Single by Three 6 Mafia featuring Chamillionaire

from the album Last 2 Walk (intended)
- Released: January 2, 2007
- Recorded: 2006
- Genre: Gangsta rap
- Length: 4:18
- Label: Columbia; Sony;
- Songwriter(s): Paul Beauregard; Jordan Houston; Hakeem Seriki;
- Producer(s): DJ Paul; Juicy J;

Three 6 Mafia singles chronology
| "Side 2 Side" (2006) | "Doe Boy Fresh" (2007) | "Like Money" (2007) |

Chamillionaire singles chronology
| "King Kong" (2006) | "Doe Boy Fresh" (2007) | "Hip Hop Police" (2007) |

Music video
- "Three 6 Mafia - Doe Boy Fresh (Official Video) ft. Chamillionaire" on YouTube

= Doe Boy Fresh =

"Doe Boy Fresh" is a song by rap group Three 6 Mafia, originally the first single from their ninth studio album, Last 2 Walk, but was ultimately cut from the album. The final track listing does not include the song, possibly due to the numerous album delays. The song features Chamillionaire. The song was released on January 2, 2007 as a digital download single on iTunes but was leaked in December 2006. For unknown reasons, the single was removed from the iTunes Store in early 2009. However, the other singles cut from the album, "Like Money" and "Sugar Daddy" remain in the store.
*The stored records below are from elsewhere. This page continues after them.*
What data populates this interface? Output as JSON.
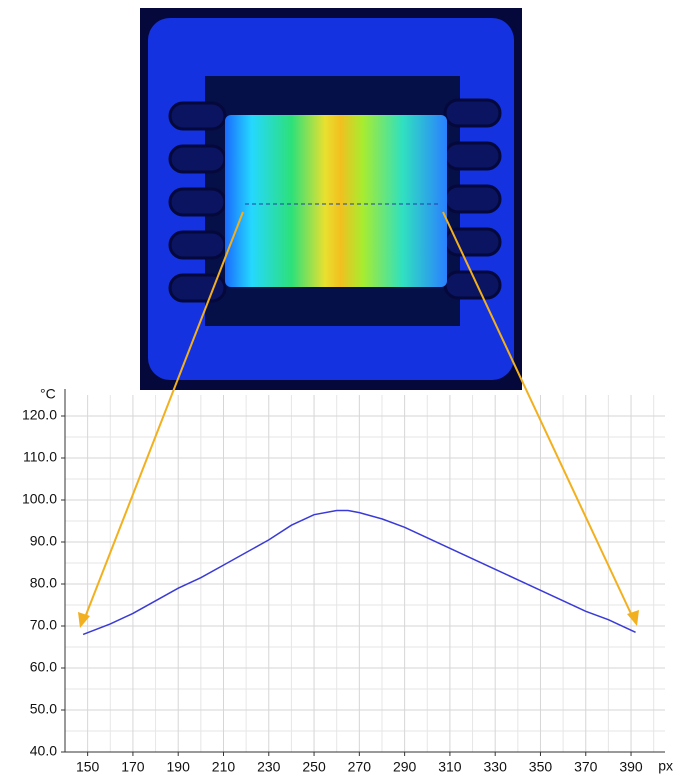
{
  "chart_data": {
    "type": "line",
    "ylabel": "°C",
    "xlabel": "px",
    "x": [
      148,
      160,
      170,
      180,
      190,
      200,
      210,
      220,
      230,
      240,
      250,
      260,
      265,
      270,
      280,
      290,
      300,
      310,
      320,
      330,
      340,
      350,
      360,
      370,
      380,
      392
    ],
    "series": [
      {
        "color": "#3a3ad8",
        "values": [
          68,
          70.5,
          73,
          76,
          79,
          81.5,
          84.5,
          87.5,
          90.5,
          94,
          96.5,
          97.5,
          97.5,
          97,
          95.5,
          93.5,
          91,
          88.5,
          86,
          83.5,
          81,
          78.5,
          76,
          73.5,
          71.5,
          68.5
        ]
      }
    ],
    "xlim": [
      140,
      405
    ],
    "ylim": [
      40,
      125
    ],
    "xticks": [
      150,
      170,
      190,
      210,
      230,
      250,
      270,
      290,
      310,
      330,
      350,
      370,
      390
    ],
    "yticks": [
      {
        "value": 40,
        "label": "40.0"
      },
      {
        "value": 50,
        "label": "50.0"
      },
      {
        "value": 60,
        "label": "60.0"
      },
      {
        "value": 70,
        "label": "70.0"
      },
      {
        "value": 80,
        "label": "80.0"
      },
      {
        "value": 90,
        "label": "90.0"
      },
      {
        "value": 100,
        "label": "100.0"
      },
      {
        "value": 110,
        "label": "110.0"
      },
      {
        "value": 120,
        "label": "120.0"
      }
    ],
    "grid": true,
    "minor_grid": true
  }
}
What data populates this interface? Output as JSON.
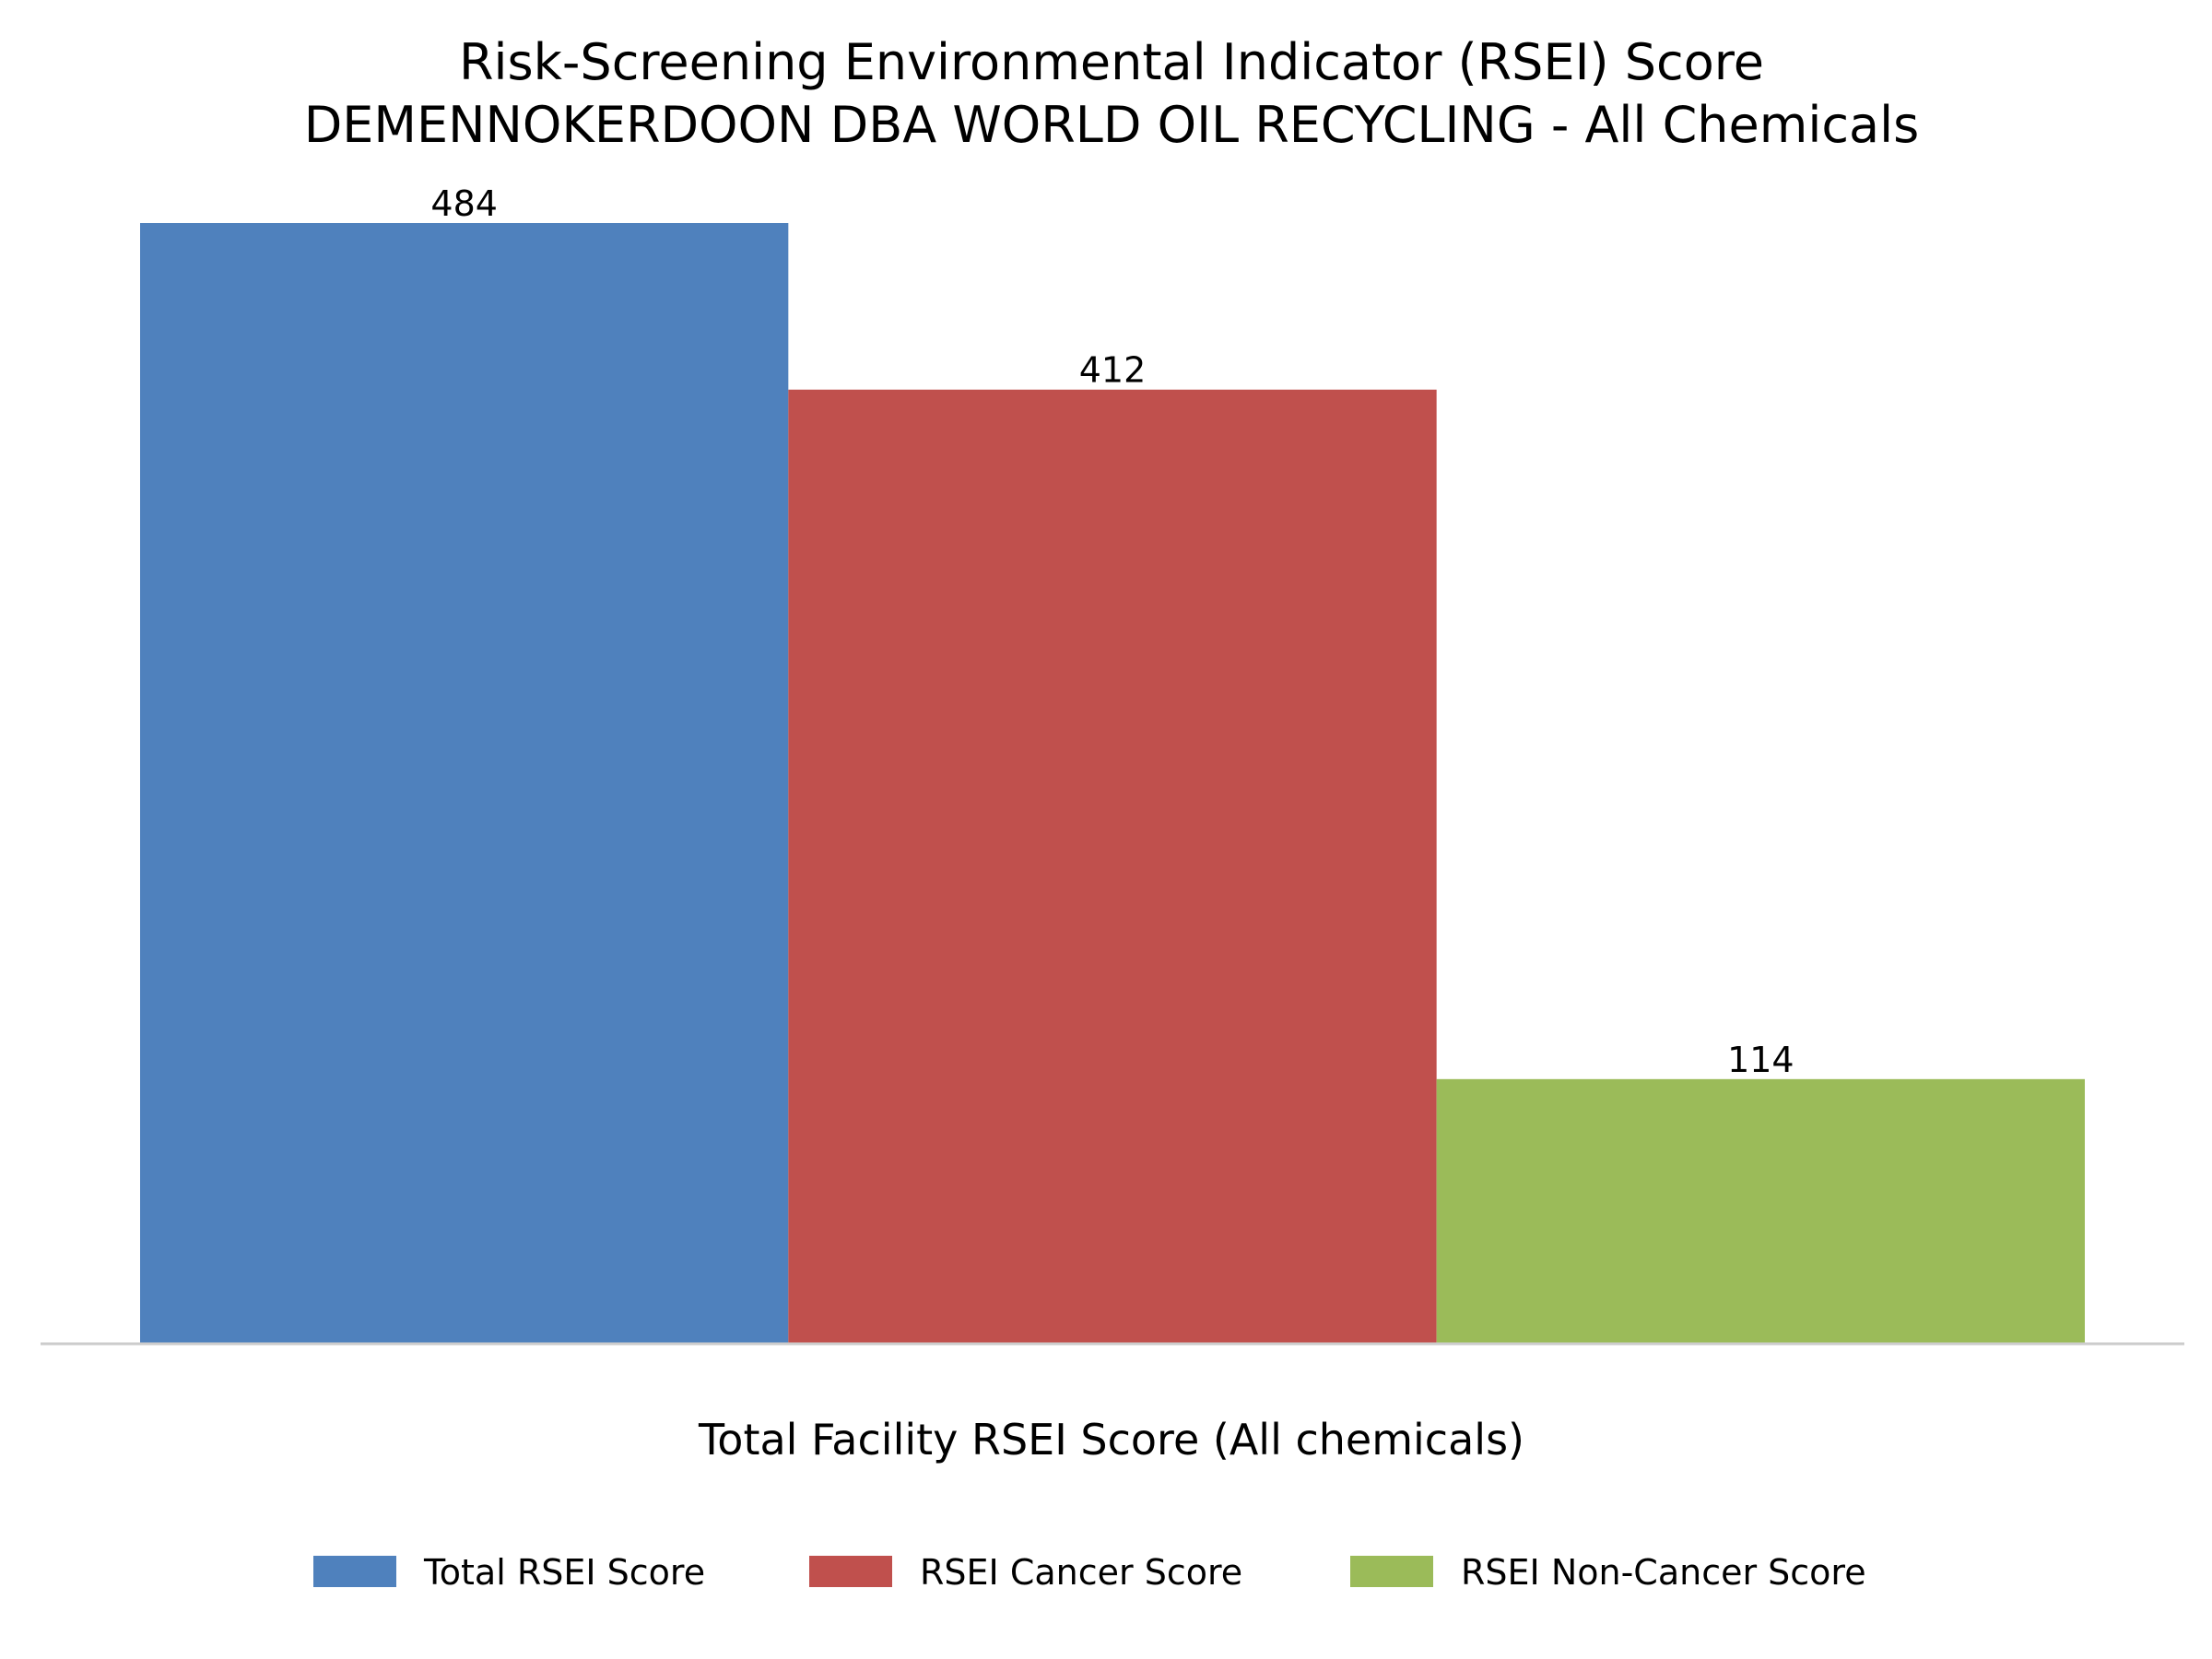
{
  "chart_data": {
    "type": "bar",
    "title": "Risk-Screening Environmental Indicator (RSEI) Score",
    "subtitle": "DEMENNOKERDOON DBA WORLD OIL RECYCLING - All Chemicals",
    "xlabel": "Total Facility RSEI Score (All chemicals)",
    "ylabel": "",
    "categories": [
      "Total Facility RSEI Score (All chemicals)"
    ],
    "series": [
      {
        "name": "Total RSEI Score",
        "values": [
          484
        ],
        "label": "484",
        "color": "#4f81bd"
      },
      {
        "name": "RSEI Cancer Score",
        "values": [
          412
        ],
        "label": "412",
        "color": "#c0504d"
      },
      {
        "name": "RSEI Non-Cancer Score",
        "values": [
          114
        ],
        "label": "114",
        "color": "#9bbb59"
      }
    ],
    "ylim": [
      0,
      484
    ],
    "grid": false,
    "legend": "bottom",
    "axis_color": "#cccccc"
  }
}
The music video premiered on MTV.com on February 9, 2007. Travis Barker makes an appearance in the video, which contains various people briefly being either Three 6 Mafia or Chamillionaire. Actor Tom Bower, from Die Hard 2 and The Hills Have Eyes, makes an appearance as the first portal viewer. The style of the video is inspired by the 1999 film Being John Malkovich where, due to a strange portal, entered the life of the titled actor. There is also an alternate "Doe Boy Fresh" version with a verse by Project Pat. The single reached number 54 on the Billboard Hot 100. It reached RIAA gold certification status on July 27, 2007.

==Chart==

| Chart (2007) | Peak position |
|---|---|
| U.S. Billboard Hot 100 | 54 |
| U.S. Billboard Hot R&B/Hip-Hop Songs | 74 |
| U.S. Billboard Pop 100 | 60 |

==Certifications==

| Region | Certification | Certified units/sales |
| United States (RIAA) Mastertone | Gold | 500,000^{*} |
^{*} Sales figures based on certification alone.